0

Based on my previous question C++: Convert hex representation of UTF16 char into decimal (like python's int(hex_data, 16))

I would like to know how to convert a string into unicode for char16_t:

As

int main()
{   
    char16_t c = u'\u0b7f';
    std::cout << (int)c << std::endl;
    return 0;
}

yields decimal 2943 perfectly fine, I now need to know how to inject a 4-digit string into char16_t c = u'\uINSERTHERE'

My stringstream_s contains 4 hex representation letters like '0b82' (decimal: 2946) or '0b77' (decimal: 2935).

I tried

std::string stringstream_s;
....stringstream_s gets assigned....
char16_t c = (u'\u%s',stringstream_s);

and it gives me "no suitable conversion function from std::string to char16_t exists"

So basically speaking, how to convert a string into unicode utf16.....?

I need to know the equivalent of u'\u0b7f' when I just have a bare string of '0b7f'

Community
  • 1
  • 1
  • 1
    Your code absolutely doesn't make sense. And previously, you converted a int(-like) to ... an int, now a string to an int(-like)? – deviantfan Nov 11 '16 at 12:47
  • Well I know, so tell me how it makes sense. I'm not into c++ .....I need to know the equivalent of u'\u0b7f' when I just have a bare string of '0b7f' – Dr. John James Cobra Nov 11 '16 at 12:49
  • `std:.stoi` or something like that. Btw., are you aware that UTF16 has 4byte codepoints too? – deviantfan Nov 11 '16 at 12:51
  • 1
    what do you mean by "4byte codepoints"? I thought utf16 is a 2byte encoding – Dr.
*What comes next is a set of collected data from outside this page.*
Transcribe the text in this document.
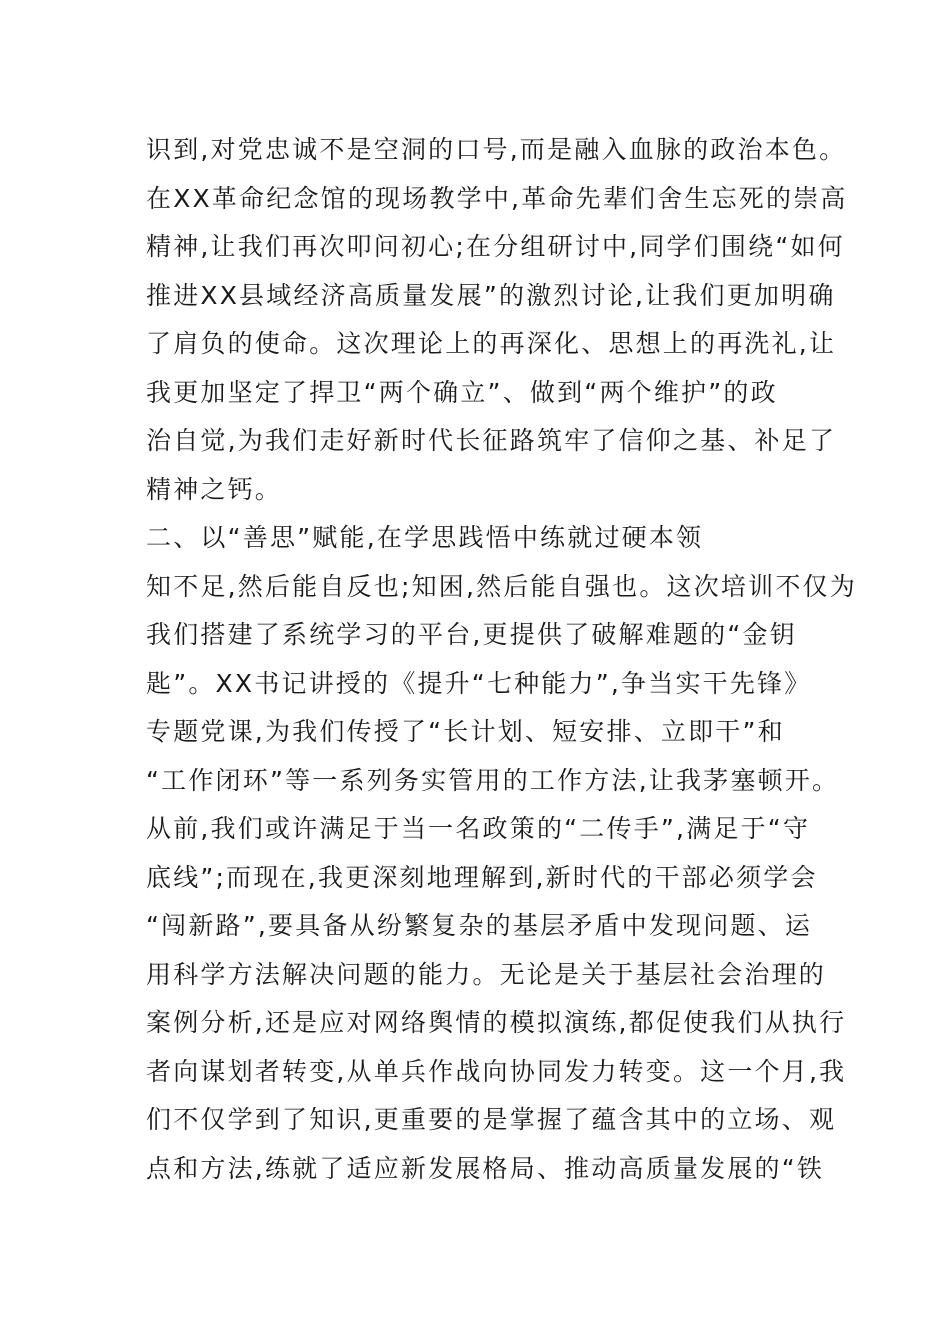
识到,对党忠诚不是空洞的口号,而是融入血脉的政治本色。
在XX革命纪念馆的现场教学中,革命先辈们舍生忘死的崇高
精神,让我们再次叩问初心;在分组研讨中,同学们围绕“如何
推进XX县域经济高质量发展”的激烈讨论,让我们更加明确
了肩负的使命。这次理论上的再深化、思想上的再洗礼,让
我更加坚定了捍卫“两个确立”、做到“两个维护”的政
治自觉,为我们走好新时代长征路筑牢了信仰之基、补足了
精神之钙。
二、以“善思”赋能,在学思践悟中练就过硬本领
知不足,然后能自反也;知困,然后能自强也。这次培训不仅为
我们搭建了系统学习的平台,更提供了破解难题的“金钥
匙”。XX书记讲授的《提升“七种能力”,争当实干先锋》
专题党课,为我们传授了“长计划、短安排、立即干”和
“工作闭环”等一系列务实管用的工作方法,让我茅塞顿开。
从前,我们或许满足于当一名政策的“二传手”,满足于“守
底线”;而现在,我更深刻地理解到,新时代的干部必须学会
“闯新路”,要具备从纷繁复杂的基层矛盾中发现问题、运
用科学方法解决问题的能力。无论是关于基层社会治理的
案例分析,还是应对网络舆情的模拟演练,都促使我们从执行
者向谋划者转变,从单兵作战向协同发力转变。这一个月,我
们不仅学到了知识,更重要的是掌握了蕴含其中的立场、观
点和方法,练就了适应新发展格局、推动高质量发展的“铁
John James Cobra Nov 11 '16 at 12:52
  • Why are you asking about conversions when the actual question is "How can I insert one string into another"? Just use `u16string::insert`. To convert between Unicode encodings use the `codecvt` header. – Panagiotis Kanavos Nov 11 '16 at 12:59
  • [This UTF-16 Wikipedia article](https://en.wikipedia.org/wiki/UTF-16) could be useful. – Some programmer dude Nov 11 '16 at 13:00
  • 1
    @Someprogrammerdude apart from the general (mis) understanding of Unicode, the question should be about C++/STL functions for string manipulations and conversions. `u16string`s are still `basic_string`s – Panagiotis Kanavos Nov 11 '16 at 13:03
  • @Dr.JohnJamesCobra I mean that UTF16 has some 2byte and some 4byte codepoints. Supporting only 2byte is not UTF16. – deviantfan Nov 11 '16 at 13:08
  • For the OP: When you do `char16_t c = u'\u0b7f';` it is exactly the same as doing `char16_t c = 0x0b7f;` (or `char16_t c = 2943;` for that matter). Now think about how you can get an integer out from your input string stream, then it's just a simple assignment. – Some programmer dude Nov 11 '16 at 13:08
  • 1
    @Dr.JohnJamesCobra Even if you think it's insulting, I too recommend reading it. You have grave misunderstandings about Unicode. Demanding we explain everything to you, if there are already good learning resources, won't get you anywhere. – deviantfan Nov 11 '16 at 13:12
  • @Dr.JohnJamesCobra the question *is* extremely unclear. It gives the impression that you think Unicode requires some special treatment through byte processing. That's not true. What is the codepage of the input string? If it's plain ASCII, it's exactly the same as a UTF8 string, in fact, UTF8 strings are stored as char arrays or `std::string` (not smart in my opinion). Why don't you try to convert the input with `codecvt` ? – Panagiotis Kanavos Nov 11 '16 at 13:14
  • The page [String and Character Literals in C++](https://msdn.microsoft.com/en-us/library/69ze775t.aspx) explains how UTF8,16,32 are supported in C++11 and C++14, which C++ and STL library types should be used when – Panagiotis Kanavos Nov 11 '16 at 13:19
  • (Addition to my previous comment, some keywords to google/think after the wirst wiki page: list of unicode characters, UTF16, UTF8, BOM, multi-codepoint characters, normalization) – deviantfan Nov 11 '16 at 13:19
  • @Panagiotis I tried codecvt with like std::wstring_convert, char16_t> converted_char; but this gives me weird linker issues. I don't know if some ".lib" is missing as the debug message is unclear (..and btw these linker issues are annoying to someone who is using an interpreted language most of time...) – Dr. John James Cobra Nov 11 '16 at 13:21
  • @Panagiotis **Do you know how to convert from std::string to char16_t?** When I resolve this issue I have the solution (together with Programmer Dude's proposal to use 0x0b7f equivalently to u'\u0b7f' – Dr. John James Cobra Nov 11 '16 at 13:24
  • 2
    You want `std::codecvt_utf8_utf16`. If you have "weird linking issues", resolve them by e.g. asking a question here. – n. m. could be an AI Nov 11 '16 at 13:27

1 Answers1

0

You need to convert the std::string to an integer first, then you can type-cast the integer to char16_t. In this case, std::stoi() would be the simplest solution:

std::string s = "0b82";
char16_t ch = (char16_t) std::stoi(s, nullptr, 16); 

Alternatively, you can use a std::istringstream instead:

std::string s = "0b82";
unsigned short i;
std::istringstream(s) >> std::hex >> i;
char16_t ch = (char16_t) i; 
Remy Lebeau
  • 555,201
  • 31
  • 458
  • 770